Bundesverfassungsgericht kippt Betreuungsgeld

Dem Bundesgesetzgeber fehlt die Gesetzgebungskompetenz für das Betreuungsgeld. Dies hat der Erste Senat des Bundesverfassungsgerichts mit heute verkündetem Urteil entschieden. Die §§ 4a bis 4d des Bundeselterngeld- und Elternzeitgesetzes, die einen Anspruch auf Betreuungsgeld begründen, sind daher nichtig. Sie können zwar der öffentlichen Fürsorge nach Art. 74 Abs. 1 Nr. 7 GG zugeordnet werden, auf die sich die konkurrierende Gesetzgebung des Bundes erstreckt. Die Voraussetzungen des Art. 72 Abs. 2 GG für die Ausübung dieser Kompetenz durch den Bund liegen jedoch nicht vor. Das Urteil ist einstimmig ergangen.

Sachverhalt: Antragsteller im Verfahren der abstrakten Normenkontrolle ist der Senat der Freien und Hansestadt Hamburg. Er wendet sich gegen die mit dem Betreuungsgeldgesetz vom 15. Februar 2013 eingefügten §§ 4a bis 4d des Bundeselterngeld- und Elternzeitgesetzes. Diese Regelungen sehen im Wesentlichen vor, dass Eltern in der Zeit vom 15. Lebensmonat bis zum 36. Lebensmonat ihres Kindes einkommensunabhängig Betreuungsgeld in Höhe von zunächst 100 € und mittlerweile 150 € pro Monat beziehen können, sofern für das Kind weder eine öffentlich geförderte Tageseinrichtung noch Kindertagespflege in Anspruch genommen werden.

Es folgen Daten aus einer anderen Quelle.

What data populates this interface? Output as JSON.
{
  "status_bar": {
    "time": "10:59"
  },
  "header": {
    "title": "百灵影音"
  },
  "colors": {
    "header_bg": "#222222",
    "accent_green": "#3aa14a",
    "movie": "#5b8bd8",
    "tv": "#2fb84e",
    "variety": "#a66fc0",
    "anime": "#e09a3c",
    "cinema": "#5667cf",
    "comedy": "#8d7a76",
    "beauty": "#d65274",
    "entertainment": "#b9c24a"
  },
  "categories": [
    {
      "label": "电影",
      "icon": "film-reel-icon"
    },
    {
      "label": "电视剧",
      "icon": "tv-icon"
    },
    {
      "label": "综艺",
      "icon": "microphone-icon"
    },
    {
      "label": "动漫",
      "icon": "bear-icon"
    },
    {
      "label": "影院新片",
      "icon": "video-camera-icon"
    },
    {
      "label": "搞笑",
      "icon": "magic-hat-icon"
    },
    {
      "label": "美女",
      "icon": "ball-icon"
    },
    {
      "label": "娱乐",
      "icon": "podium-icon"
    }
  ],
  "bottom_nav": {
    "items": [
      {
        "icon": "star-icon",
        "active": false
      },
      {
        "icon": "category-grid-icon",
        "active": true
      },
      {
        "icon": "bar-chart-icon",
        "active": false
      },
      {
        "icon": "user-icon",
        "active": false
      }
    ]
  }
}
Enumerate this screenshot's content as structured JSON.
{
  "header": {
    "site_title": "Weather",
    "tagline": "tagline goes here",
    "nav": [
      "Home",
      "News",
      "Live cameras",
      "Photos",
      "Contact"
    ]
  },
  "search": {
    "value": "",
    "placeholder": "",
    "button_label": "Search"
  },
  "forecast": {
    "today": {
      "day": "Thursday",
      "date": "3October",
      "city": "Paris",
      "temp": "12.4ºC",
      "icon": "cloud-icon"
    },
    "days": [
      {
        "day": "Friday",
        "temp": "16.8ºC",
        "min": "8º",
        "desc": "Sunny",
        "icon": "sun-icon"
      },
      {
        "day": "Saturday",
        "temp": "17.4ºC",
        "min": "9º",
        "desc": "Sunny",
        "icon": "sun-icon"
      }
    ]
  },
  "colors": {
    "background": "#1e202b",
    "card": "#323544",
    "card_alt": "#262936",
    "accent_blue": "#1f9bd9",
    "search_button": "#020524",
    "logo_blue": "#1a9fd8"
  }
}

Wesentliche Erwägungen des Senats: Die Regelungen zum Betreuungsgeld sind dem Gebiet der öffentlichen Fürsorge im Sinne des Art. 74 Abs. 1 Nr. 7 GG zuzuordnen. Ein anderer Kompetenztitel kommt nicht in Betracht. Der Begriff „öffentliche Fürsorge“ ist nicht eng auszulegen. Er setzt voraus, dass eine besondere Situation zumindest potentieller Bedürftigkeit besteht, auf die der Gesetzgeber reagiert. Dabei genügt es, wenn eine – sei es auch nur typisierend bezeichnete und nicht notwendig akute – Bedarfslage im Sinne einer mit besonderen Belastungen einhergehenden Lebenssituation besteht, auf deren Beseitigung oder Minderung das Gesetz zielt. Dies ist beim Betreuungsgeld der Fall. Die Voraussetzungen des Art. 72 Abs. 2 GG sind jedoch nicht erfüllt. Nach dieser Vorschrift hat der Bund – u. a. im Bereich des Art. 74 Abs. 1 Nr. 7 GG – das Gesetzgebungsrecht nur, wenn und soweit die Herstellung gleichwertiger Lebensverhältnisse im Bundesgebiet oder die Wahrung der Rechts- oder Wirtschaftseinheit im gesamtstaatlichen Interesse eine bundesgesetzliche Regelung erforderlich machen. Hier geht es zur Pressemitteilung des Bundesverfassungsgerichtes.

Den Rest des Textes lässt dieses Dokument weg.